DIÁLOGO SOBRE A AMIZADE


Marcus Tullius Cicero, advogado, político, orador e filósofo romano, morto no ano 43 A.C. (curiosamente, o único período em que dedicou-se à filosofia foi o mesmo em que esteve impedido de exercer a política), escreveu uma série de textos cujo tema é amizade, e onde ele defendia, dentre outras ideias, que só se pode falar de amizade para um amigo. O título deste texto foi emprestado da obra que reúne esses escritos.

Pois bem, se apenas é possível falar de amizade para um amigo, parece que quem se sente solitário, fala de solidão, o apaixonado sobre paixão - ou amor, ou o equivalente, que seja - notadamente principalmente quando esta chega ao fim. Seria possível apenas que o depressivo falasse sobre morte, o contente sobre felicidade, e por aí afora, sempre para seus pares. Alguns desses sentimentos, e outros também, podem mesmo render melhores reflexões quando aquele que escreve sobre eles os vive intensamente, mesmo não sendo uma regra excludente.

Da gama enorme de abstratos que existem classificados como sentimentos, os afetos, cabem quantos deles na amizade? Quase todos, creio. Então, amigos certamente não apenas falam uns para os outros, como também vivem experiências diversas sob a influência de diversos afetos inerentes à natureza humana. Inclusive os episódios de tristeza, dor, depressão, raiva, angústia, impotência, desamparo, desalento. A vivência sincera habilita nos amigos a possibilidade de falar sobre qualquer sentimento, de qualquer natureza, a qualquer tempo, uns com os outros.

Amigos de longa data costumam viver várias histórias juntos ou separados, mas de forma que um sempre saiba das do outro, sabendo um do outro. Grandes amigos se desentendem, também. Há pessoas que manifestam ciúmes de amigos que nem de seus amores chegam a sentir. Distância e tempo interferem, e tanto esfriam a amizade como podem torná-la firme mesmo se o contato é restrito.
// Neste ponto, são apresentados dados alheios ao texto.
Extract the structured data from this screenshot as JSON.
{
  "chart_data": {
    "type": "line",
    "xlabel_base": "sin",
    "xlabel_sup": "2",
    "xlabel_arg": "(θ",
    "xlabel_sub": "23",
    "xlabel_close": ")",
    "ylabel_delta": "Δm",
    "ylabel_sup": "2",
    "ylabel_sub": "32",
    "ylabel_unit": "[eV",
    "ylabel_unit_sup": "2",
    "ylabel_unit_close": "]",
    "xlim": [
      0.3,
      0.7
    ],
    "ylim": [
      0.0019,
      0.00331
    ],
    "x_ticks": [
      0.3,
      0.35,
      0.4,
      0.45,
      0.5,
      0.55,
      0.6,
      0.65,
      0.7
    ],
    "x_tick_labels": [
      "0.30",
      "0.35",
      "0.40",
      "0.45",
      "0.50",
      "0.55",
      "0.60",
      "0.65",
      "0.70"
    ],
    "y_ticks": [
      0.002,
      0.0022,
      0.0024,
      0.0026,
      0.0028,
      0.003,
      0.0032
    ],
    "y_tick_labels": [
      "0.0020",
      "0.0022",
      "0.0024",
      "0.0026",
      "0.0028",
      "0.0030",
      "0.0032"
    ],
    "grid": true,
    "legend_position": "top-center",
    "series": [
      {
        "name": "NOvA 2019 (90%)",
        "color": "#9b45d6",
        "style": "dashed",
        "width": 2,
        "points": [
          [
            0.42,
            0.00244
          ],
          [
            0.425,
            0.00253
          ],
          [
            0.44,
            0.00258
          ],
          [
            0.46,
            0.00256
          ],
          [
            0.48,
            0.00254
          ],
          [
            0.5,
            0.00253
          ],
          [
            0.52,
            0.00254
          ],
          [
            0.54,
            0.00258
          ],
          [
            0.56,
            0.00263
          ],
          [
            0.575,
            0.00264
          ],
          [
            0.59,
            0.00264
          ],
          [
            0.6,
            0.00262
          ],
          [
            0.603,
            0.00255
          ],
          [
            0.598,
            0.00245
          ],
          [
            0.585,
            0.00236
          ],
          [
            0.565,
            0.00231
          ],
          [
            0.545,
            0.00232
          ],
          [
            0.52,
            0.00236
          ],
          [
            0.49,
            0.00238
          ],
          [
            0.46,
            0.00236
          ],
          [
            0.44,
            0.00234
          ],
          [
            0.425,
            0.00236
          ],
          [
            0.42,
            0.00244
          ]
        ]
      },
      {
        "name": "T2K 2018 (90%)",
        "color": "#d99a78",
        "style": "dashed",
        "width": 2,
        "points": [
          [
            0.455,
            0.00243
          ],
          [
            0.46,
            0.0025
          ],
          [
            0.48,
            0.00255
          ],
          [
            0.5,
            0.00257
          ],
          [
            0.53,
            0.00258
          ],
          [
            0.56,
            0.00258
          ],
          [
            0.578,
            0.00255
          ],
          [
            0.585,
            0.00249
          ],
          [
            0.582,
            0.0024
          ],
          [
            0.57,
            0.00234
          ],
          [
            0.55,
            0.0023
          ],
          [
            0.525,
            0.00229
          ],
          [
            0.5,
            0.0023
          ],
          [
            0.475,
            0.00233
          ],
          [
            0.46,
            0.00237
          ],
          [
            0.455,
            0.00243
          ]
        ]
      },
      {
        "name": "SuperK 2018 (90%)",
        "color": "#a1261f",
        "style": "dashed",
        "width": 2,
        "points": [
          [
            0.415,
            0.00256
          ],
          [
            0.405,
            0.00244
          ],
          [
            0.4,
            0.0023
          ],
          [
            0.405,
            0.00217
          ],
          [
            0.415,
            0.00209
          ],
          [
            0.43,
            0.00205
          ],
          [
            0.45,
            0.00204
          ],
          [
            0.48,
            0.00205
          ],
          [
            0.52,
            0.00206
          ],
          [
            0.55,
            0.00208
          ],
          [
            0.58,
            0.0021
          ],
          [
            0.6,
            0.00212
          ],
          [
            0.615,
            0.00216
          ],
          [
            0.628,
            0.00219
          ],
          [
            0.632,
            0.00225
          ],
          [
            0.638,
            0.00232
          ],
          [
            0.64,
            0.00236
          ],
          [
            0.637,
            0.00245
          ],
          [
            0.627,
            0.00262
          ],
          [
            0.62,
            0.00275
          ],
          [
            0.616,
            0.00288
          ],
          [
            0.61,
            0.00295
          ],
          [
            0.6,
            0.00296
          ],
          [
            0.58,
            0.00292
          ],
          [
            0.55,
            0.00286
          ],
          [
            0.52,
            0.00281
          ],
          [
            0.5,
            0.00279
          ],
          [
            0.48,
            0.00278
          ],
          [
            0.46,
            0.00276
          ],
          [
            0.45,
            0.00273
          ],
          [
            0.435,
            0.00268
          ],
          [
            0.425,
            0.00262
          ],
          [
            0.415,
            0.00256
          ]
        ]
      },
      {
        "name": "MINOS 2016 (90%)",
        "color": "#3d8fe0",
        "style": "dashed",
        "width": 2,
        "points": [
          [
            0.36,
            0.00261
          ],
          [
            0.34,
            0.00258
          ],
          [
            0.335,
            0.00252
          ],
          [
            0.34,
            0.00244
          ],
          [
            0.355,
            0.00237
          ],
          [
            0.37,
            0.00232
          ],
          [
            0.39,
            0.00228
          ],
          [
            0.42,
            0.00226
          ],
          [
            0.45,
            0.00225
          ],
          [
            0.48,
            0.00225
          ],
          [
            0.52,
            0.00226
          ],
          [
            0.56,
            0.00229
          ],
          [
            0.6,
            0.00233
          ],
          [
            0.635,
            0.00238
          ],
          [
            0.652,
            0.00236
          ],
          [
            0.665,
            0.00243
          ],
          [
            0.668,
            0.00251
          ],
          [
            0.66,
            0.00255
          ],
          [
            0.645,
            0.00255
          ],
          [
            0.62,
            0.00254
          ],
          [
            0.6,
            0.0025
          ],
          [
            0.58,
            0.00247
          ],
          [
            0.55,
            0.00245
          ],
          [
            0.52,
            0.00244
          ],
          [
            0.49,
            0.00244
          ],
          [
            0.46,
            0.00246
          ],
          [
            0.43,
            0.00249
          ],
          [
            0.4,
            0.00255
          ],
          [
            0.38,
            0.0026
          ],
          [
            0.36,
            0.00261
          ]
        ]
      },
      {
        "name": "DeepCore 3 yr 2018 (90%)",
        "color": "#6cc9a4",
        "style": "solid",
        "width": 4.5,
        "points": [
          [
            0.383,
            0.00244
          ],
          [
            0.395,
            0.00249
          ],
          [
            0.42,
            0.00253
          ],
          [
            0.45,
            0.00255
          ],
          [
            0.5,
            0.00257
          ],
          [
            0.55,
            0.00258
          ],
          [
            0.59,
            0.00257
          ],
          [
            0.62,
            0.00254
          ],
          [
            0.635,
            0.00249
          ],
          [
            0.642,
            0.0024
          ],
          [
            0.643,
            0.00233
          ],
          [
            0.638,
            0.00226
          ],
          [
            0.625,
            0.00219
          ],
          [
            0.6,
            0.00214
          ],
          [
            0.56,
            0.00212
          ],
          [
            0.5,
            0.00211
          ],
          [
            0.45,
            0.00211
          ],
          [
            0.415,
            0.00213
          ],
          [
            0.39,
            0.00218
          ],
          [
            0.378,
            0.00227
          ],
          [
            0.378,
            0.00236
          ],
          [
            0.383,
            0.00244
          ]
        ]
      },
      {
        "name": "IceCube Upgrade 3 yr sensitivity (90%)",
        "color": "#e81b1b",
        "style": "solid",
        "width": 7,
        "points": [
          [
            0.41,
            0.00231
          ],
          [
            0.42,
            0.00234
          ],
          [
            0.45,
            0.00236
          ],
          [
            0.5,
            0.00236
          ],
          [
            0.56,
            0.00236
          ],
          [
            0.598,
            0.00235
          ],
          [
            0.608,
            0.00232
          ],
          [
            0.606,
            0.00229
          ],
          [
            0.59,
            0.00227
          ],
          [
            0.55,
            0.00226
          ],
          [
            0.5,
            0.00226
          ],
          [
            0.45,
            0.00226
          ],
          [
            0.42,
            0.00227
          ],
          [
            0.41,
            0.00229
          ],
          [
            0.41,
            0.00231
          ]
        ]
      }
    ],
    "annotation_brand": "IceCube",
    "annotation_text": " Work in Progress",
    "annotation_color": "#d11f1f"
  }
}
É quando a lembrança, a memória do afeto, é uma grata felicidade, e é lisonjeiro saber-se protagonista de uma amizade assim. 

A tal vida em sociedade favorece a reunião de pessoas. No entanto, a união entre duas ou mais depende da oportunidade e capacidade de reconhecer entre aquelas pessoas do grupo, o diferencial que fará com que, de reunião de vários, passe à união dos semelhantes. Os valores de bem que os seres compartilham é o que dá conexão à amizade: é a conjunção da índole e dos costumes de cada um, que os atrai. É preciso um pouco de sorte para que tudo conspire a favor desses encontros. As pessoas não nascem, mas bem que poderiam nascer, com um ímã que fizesse com que os semelhantes se encontrassem inexoravelmente. É preciso, mesmo, contar com a sorte. O que principia a formação de uma amizade é fruto da natureza, não da necessidade. 

Para consolidar a amizade, os valores virtuosos é que engendram-se e as mantém. Com um amigo há a certeza de que se é tão livre para falar sobre tudo e qualquer coisa, como se estivesse falando consigo mesmo, totalmente sozinho e em silêncio. Com um amigo que assim procede, o outro sofre suas dores ou alegra-se em sua felicidade: é a amizade que torna as adversidades suportáveis, naqueles piores momentos, e torna mais abundante a alegria, nos momentos bons.

A amizade concebe as esperanças, não deixa acovardar os ânimos. A amizade concilia, e aplica na alma o sentido de amar. E esse último, dizem, é o maior de todos os sentimentos.